Today brought a particularly cruel reminder of the changes that life has in store. Chippewa Park is a small little niche in the public parks of Chicago. If you live more than a mile away from it, you probably know nothing at all about it. But in another sense, if you’ve ever had children, you know some place exactly like it.

Chippewa was a place where I would bring my two young daughters to play. There was a slide and some swings and a large climbing structure, where we would spend time laughing and inventing games and finding ways to have fun. I say “we” because it was my time as well as theirs.

I always knew that these days wouldn’t last, and that my daughters would grow out of this one day. I promised myself that I would drink in those days, and enjoy every last drop of being an essential part of their lives. And, for the most part, I think I’ve accomplished that. But that didn’t make the sight of the empty ground, where the playground equipment once stood, any easier for me this morning.

It had been a few years since we last visited Chippewa Park, even though we drive past it all the time. My daughters have indeed outgrown the playground stage of childhood, and our relationships have changed along the way. I’ve become something other to them than I was in those days.

It’s unfortunate that we can’t freeze moments in time, or all of us would have done so at one point or another. Freezing an afternoon with my daughters in Chippewa Park would have been all right with me, but life marches on, and playgrounds and childhood are no exceptions.

The playground equipment that helped to mark my daughters’ younger days still exists, in other places around the city. But the memories I have of this place will remain with me, even if I can longer see the swings where they once sat, or if the swinging tire they once enjoyed so much has now gone someplace else.

If you have a child in your life, embrace them, and also embrace the fleeting nature of their childhood. When it goes away, or at least morphs into something other than what you’re used to, there’s no getting it back.

For the love of the game


There was no better place to be on Father’s day than at a baseball field, watching my little one play. She doesn’t love the game as I do, and that’s OK. Seeing her bat and play the field is enough for me.

It feels as if the intergenerational transfer of the game–which is the only way it can really take root–is now underway. And it’s better than anything she could have bought or made for me.

The gamechanger


On the day that my older daughter was born, life changed for me. Irretrievably, permanently, and completely changed. When another person depends on you for everything, you can’t possibly be what you were before that happened.

I like the person I am today so much better than I liked the person I was before she came along. Fatherhood has brought out things in me that I had only hoped were there before. It’s the best thing I’ve ever done in life, and the best I ever will do, either.

People thank their own fathers on this day, and they should. But I’m recognizing my daughters for admitting me into the realm of fatherhood, which is a noble place for a man to be.
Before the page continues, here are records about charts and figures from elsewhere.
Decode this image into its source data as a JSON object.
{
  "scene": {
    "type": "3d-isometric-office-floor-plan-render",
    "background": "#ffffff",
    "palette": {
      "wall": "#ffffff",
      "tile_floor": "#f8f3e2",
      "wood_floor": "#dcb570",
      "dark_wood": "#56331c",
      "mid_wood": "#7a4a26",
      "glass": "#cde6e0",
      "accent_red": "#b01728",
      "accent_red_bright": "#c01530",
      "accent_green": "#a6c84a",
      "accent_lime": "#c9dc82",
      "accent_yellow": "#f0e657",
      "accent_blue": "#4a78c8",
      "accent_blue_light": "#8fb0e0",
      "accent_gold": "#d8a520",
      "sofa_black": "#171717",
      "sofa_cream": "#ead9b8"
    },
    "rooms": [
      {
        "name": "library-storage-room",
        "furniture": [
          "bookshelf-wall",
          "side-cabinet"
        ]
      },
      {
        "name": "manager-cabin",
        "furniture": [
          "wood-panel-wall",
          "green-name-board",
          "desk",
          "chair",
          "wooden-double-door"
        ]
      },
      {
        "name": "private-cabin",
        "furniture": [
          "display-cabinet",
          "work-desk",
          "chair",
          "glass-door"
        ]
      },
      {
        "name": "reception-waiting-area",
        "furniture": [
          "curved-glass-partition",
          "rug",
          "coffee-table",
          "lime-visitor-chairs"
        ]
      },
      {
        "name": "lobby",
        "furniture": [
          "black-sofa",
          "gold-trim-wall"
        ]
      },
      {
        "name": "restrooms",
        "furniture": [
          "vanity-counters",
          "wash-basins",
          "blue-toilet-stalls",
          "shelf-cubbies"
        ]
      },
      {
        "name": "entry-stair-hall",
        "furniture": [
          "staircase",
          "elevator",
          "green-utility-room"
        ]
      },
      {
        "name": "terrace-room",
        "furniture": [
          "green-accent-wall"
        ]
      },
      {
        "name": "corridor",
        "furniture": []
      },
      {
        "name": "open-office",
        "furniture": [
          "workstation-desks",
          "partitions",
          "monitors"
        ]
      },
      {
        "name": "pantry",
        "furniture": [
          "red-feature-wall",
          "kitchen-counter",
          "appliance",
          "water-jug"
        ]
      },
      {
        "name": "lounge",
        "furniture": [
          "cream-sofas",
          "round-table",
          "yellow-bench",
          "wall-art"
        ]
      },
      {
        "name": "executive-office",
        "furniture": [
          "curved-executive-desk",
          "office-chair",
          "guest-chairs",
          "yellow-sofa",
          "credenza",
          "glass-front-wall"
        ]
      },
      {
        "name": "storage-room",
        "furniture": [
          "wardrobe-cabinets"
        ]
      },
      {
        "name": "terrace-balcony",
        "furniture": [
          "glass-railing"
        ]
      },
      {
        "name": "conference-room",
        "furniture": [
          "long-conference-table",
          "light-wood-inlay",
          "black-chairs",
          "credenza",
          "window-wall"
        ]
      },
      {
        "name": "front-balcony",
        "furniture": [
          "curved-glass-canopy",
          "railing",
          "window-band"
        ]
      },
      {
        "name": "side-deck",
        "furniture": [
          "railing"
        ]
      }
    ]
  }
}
Happy day to all fathers and, just as importantly, to the children who made it all possible. We’re doing what we can for all of you, because you deserve nothing less.

For the love of books


If anything ever made me as happy as reading books makes my younger daughter, I would be very fortunate, indeed. School book fairs are a commercial endeavor, to be sure, but they also help reinforce a child’s love of books. And that’s a very good thing.